Highlighted in the report are the top cyber threats in the past year which include sophisticated attacks such as ransomware, supply chain disruptions, phishing attempts, and exploitation of vulnerabilities and gaps in cloud computing and solutions which have led to tremendous financial losses for some Canadian organizations.

“Even as criminals look to use new technological innovations and AI to enhance their cyberattack capabilities, AI can be used to enable organizations to quickly detect and combat potential threats,” says Umang Handa, Partner, National Cybersecurity Managed Services Leader, PwC Canada.

“In 2023 and beyond, organizations will need to embrace a more holistic approach to cyber security to manage the complexity of the rapidly evolving cyber threat landscape.”

Over the next year, these five key trends will influence the Canadian threat environment:

  • AI will reshape the cyber threat landscape
    • Last year saw rapid developments in AI-powered cyberattacks. Mainstream developments, such as generative AI platforms and solutions, could become targets in 2023 and beyond. Organizations will need to embrace these platforms and Generative AI driven tech, but also put in place the right controls, in order to secure the organization.
  • We will see a surge in the sophistication of ransomware operators
    • Ransomware will be one of the most critical cyber threats to Canadian organizations. It is expected that ransomware operators will use increasingly sophisticated strategies to disrupt organizations and drive larger ransom demands.

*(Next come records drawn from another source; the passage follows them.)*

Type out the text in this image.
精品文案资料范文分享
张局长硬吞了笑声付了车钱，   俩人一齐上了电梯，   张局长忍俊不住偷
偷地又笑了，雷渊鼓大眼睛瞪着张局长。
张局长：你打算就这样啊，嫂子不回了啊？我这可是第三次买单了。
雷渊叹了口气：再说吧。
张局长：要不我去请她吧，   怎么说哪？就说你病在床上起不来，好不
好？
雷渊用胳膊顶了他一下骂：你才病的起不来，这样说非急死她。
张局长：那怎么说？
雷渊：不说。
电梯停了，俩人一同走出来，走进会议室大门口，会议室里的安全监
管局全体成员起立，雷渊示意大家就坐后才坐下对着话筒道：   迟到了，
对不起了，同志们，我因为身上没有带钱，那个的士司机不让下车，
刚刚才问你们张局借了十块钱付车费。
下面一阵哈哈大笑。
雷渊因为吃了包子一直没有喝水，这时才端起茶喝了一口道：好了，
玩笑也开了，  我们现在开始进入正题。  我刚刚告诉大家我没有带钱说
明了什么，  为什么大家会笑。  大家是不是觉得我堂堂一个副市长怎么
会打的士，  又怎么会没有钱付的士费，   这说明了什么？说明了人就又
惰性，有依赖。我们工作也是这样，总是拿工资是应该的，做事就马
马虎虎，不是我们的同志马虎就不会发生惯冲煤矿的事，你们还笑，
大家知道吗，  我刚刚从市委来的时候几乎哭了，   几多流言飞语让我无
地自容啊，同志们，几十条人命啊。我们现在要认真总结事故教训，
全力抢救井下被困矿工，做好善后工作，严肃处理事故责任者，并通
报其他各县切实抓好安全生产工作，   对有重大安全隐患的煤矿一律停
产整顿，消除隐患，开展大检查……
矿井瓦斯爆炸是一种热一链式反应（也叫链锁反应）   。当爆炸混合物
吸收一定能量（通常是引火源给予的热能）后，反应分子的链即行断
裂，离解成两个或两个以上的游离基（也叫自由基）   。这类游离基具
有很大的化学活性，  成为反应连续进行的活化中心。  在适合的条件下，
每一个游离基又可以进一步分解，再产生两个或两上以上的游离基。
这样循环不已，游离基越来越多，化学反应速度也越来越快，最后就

  • Data breaches will remain a key threat, particularly third-party breaches
    • In 2023 and beyond, data breaches will likely continue to be a big threat for Canadian organizations—particularly breaches that are the result of third-party compromise. Organizations will need to consider security risks associated with supply chain partners and other third parties.

  • Geopolitical tensions may drive additional cyber threat activity
    • Ongoing conflict and tension between nation states will raise cyber risk levels and drive an increasing number of cyberattacks. The targets of these attacks won’t necessarily be limited to opposing governments—organizations operating in critical infrastructure and key industries could also find themselves at risk.

  • Threats focused on IoT and OT devices will increase quickly
    • The power that Internet-of-Things (IoT) and operational technology (OT) devices offer, make them a target for criminals looking to disrupt business operations, public safety and national security.

As criminals gain access to more sophisticated malware tools and technologies at minimum cost, cyberattacks are expected to become more targeted and potentially more damaging. Companies will need to have timely intelligence to understand emerging threats and reduce the risk by staying ahead of cyber attackers.